Their Cars for Homes program accepts donated vehicles in any condition — proceeds fund home builds and repairs for families working toward stable homeownership.
A used-car sale in Miami Shores is a project: a listing, photos, fielding messages from strangers, scheduling test drives, and absorbing whatever the eventual buyer talks the price down to. For a non-running or low-value vehicle, the work rarely lines up with the payout.
A charitable donation collapses that timeline. The receiving charity schedules a free tow at the donor's convenience and accepts the vehicle as-is — there is nothing to fix and nothing to show.
A transparent, four-step process ensures a smooth transition from vehicle to impact. (The exact process may differ between organizations, these are the general phases)
Your charity will conduct a preliminary assessment of your vehicle's market value and suitability for donation.
Their team verifies clear title, runs the vehicle history, and prepares all necessary transfer paperwork.
The title is officially transferred to the charity. You receive IRS Form 1098-C for tax deduction purposes.
The vehicle is sold or put to use by the charity, and proceeds fund their mission.

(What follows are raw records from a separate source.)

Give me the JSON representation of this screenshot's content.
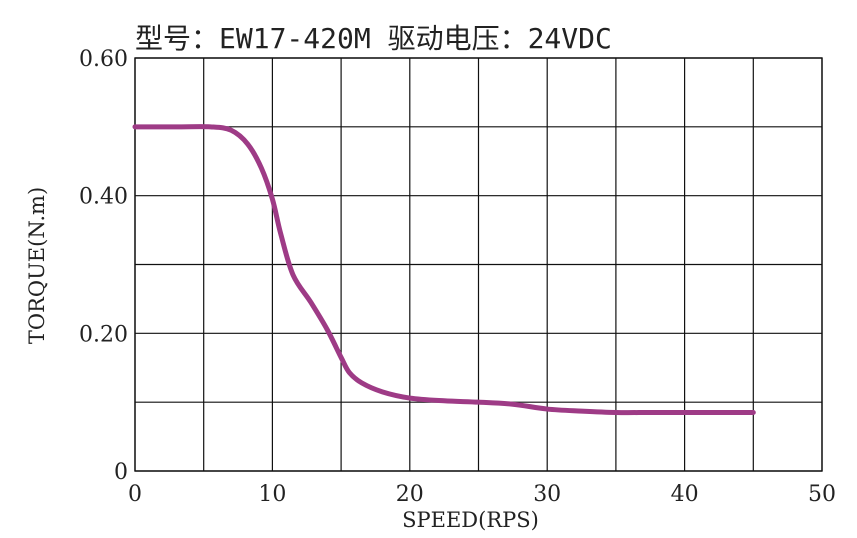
{
  "chart_data": {
    "type": "line",
    "title": "型号：EW17-420M   驱动电压：24VDC",
    "xlabel": "SPEED(RPS)",
    "ylabel": "TORQUE(N.m)",
    "xlim": [
      0,
      50
    ],
    "ylim": [
      0,
      0.6
    ],
    "grid": true,
    "x_ticks": [
      0,
      10,
      20,
      30,
      40,
      50
    ],
    "x_tick_labels": [
      "0",
      "10",
      "20",
      "30",
      "40",
      "50"
    ],
    "y_tick_labels": [
      {
        "value": 0,
        "label": "0"
      },
      {
        "value": 0.2,
        "label": "0.20"
      },
      {
        "value": 0.4,
        "label": "0.40"
      },
      {
        "value": 0.6,
        "label": "0.60"
      }
    ],
    "y_grid": [
      0,
      0.1,
      0.2,
      0.3,
      0.4,
      0.5,
      0.6
    ],
    "x_grid": [
      0,
      5,
      10,
      15,
      20,
      25,
      30,
      35,
      40,
      45,
      50
    ],
    "series": [
      {
        "color": "#9e3b86",
        "x": [
          0,
          3,
          5.5,
          7,
          8.2,
          9.2,
          10,
          10.6,
          11.5,
          12.8,
          14,
          15,
          15.6,
          16.5,
          18,
          20,
          22.5,
          25,
          27.5,
          30,
          32.5,
          35,
          37.5,
          40,
          42.5,
          45
        ],
        "y": [
          0.5,
          0.5,
          0.5,
          0.495,
          0.475,
          0.44,
          0.395,
          0.345,
          0.285,
          0.245,
          0.205,
          0.165,
          0.143,
          0.128,
          0.115,
          0.106,
          0.102,
          0.1,
          0.097,
          0.09,
          0.087,
          0.085,
          0.085,
          0.085,
          0.085,
          0.085
        ]
      }
    ]
  }
}
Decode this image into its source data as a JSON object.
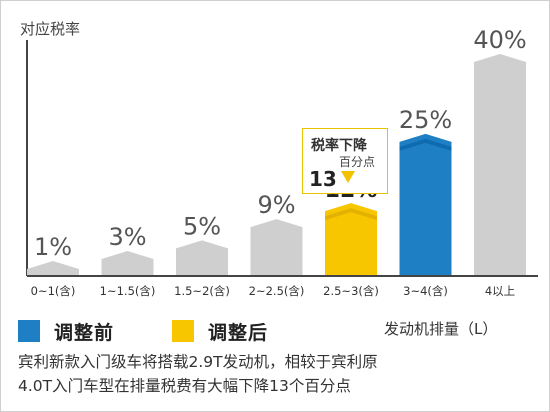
{
  "chart_data": {
    "type": "bar",
    "ylabel": "对应税率",
    "xlabel": "发动机排量（L）",
    "categories": [
      "0~1(含)",
      "1~1.5(含)",
      "1.5~2(含)",
      "2~2.5(含)",
      "2.5~3(含)",
      "3~4(含)",
      "4以上"
    ],
    "values": [
      1,
      3,
      5,
      9,
      12,
      25,
      40
    ],
    "value_labels": [
      "1%",
      "3%",
      "5%",
      "9%",
      "12%",
      "25%",
      "40%"
    ],
    "ylim": [
      0,
      40
    ],
    "grid": false,
    "legend": "bottom-left",
    "highlight": [
      {
        "category": "3~4(含)",
        "label": "调整前",
        "color": "#1f7fc4"
      },
      {
        "category": "2.5~3(含)",
        "label": "调整后",
        "color": "#f7c600"
      }
    ],
    "annotation": {
      "title": "税率下降",
      "value": "13",
      "unit": "百分点"
    }
  },
  "legend": [
    {
      "label": "调整前",
      "color": "#1f7fc4"
    },
    {
      "label": "调整后",
      "color": "#f7c600"
    }
  ],
  "colors": {
    "default_bar": "#cfcfcf",
    "before": "#1f7fc4",
    "after": "#f7c600",
    "axis": "#444444"
  },
  "caption": [
    "宾利新款入门级车将搭载2.9T发动机，相较于宾利原",
    "4.0T入门车型在排量税费有大幅下降13个百分点"
  ]
}
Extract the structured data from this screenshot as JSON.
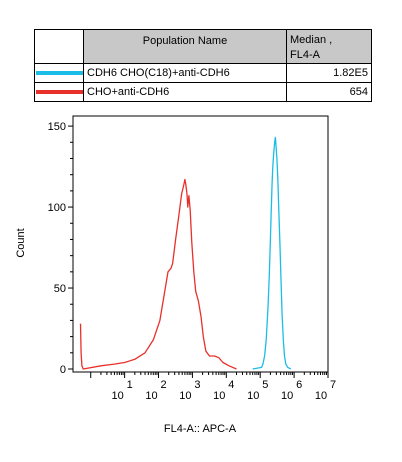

Most charitable giving happens in cash, but an old car parked in a Miami Shores driveway is often the more sensible thing to give. The vehicle generates insurance and registration bills while it sits and depreciates the longer the decision waits.
Donating the car directly converts it into a tax deduction documented by IRS Form 1098-C, and the towing is on the receiving charity rather than the donor.
Straight answers on donating your car, the tax treatment, and what to expect.
Generally only after the lien is paid off and the lender has released the title. Donating a vehicle with an active lien creates legal complications because the lender, not the registered owner, technically controls the title.
Yes. Vehicles held by a company, partnership, or trust can be donated, though the deduction rules differ from those for individuals. An entity considering a gift should review the specifics with its tax advisor.
A charitable deduction only lowers taxes for filers who itemize. A donor taking the standard deduction still ends the vehicle's carrying costs and supports the chosen cause, but the deduction itself would not apply to that return.
For a low-value, non-running, or unwanted vehicle, the time and cost of a private sale often eat into the proceeds. A donation skips the sale entirely, includes free towing, and produces a documented deduction — usually the simpler route for vehicles the donor would rather not market.
No. The signature on the title transfer must come from the registered owner. For deceased owners, an executor with the proper estate paperwork can typically sign on behalf of the estate; the receiving charity will confirm what documentation is needed.
Insurance should generally be kept active until the title transfer is complete and the vehicle has been picked up. Confirming the transfer with the state DMV before canceling protects the donor from liability on the vehicle after it leaves.
Find vetted real-estate-accepting charities elsewhere in the country.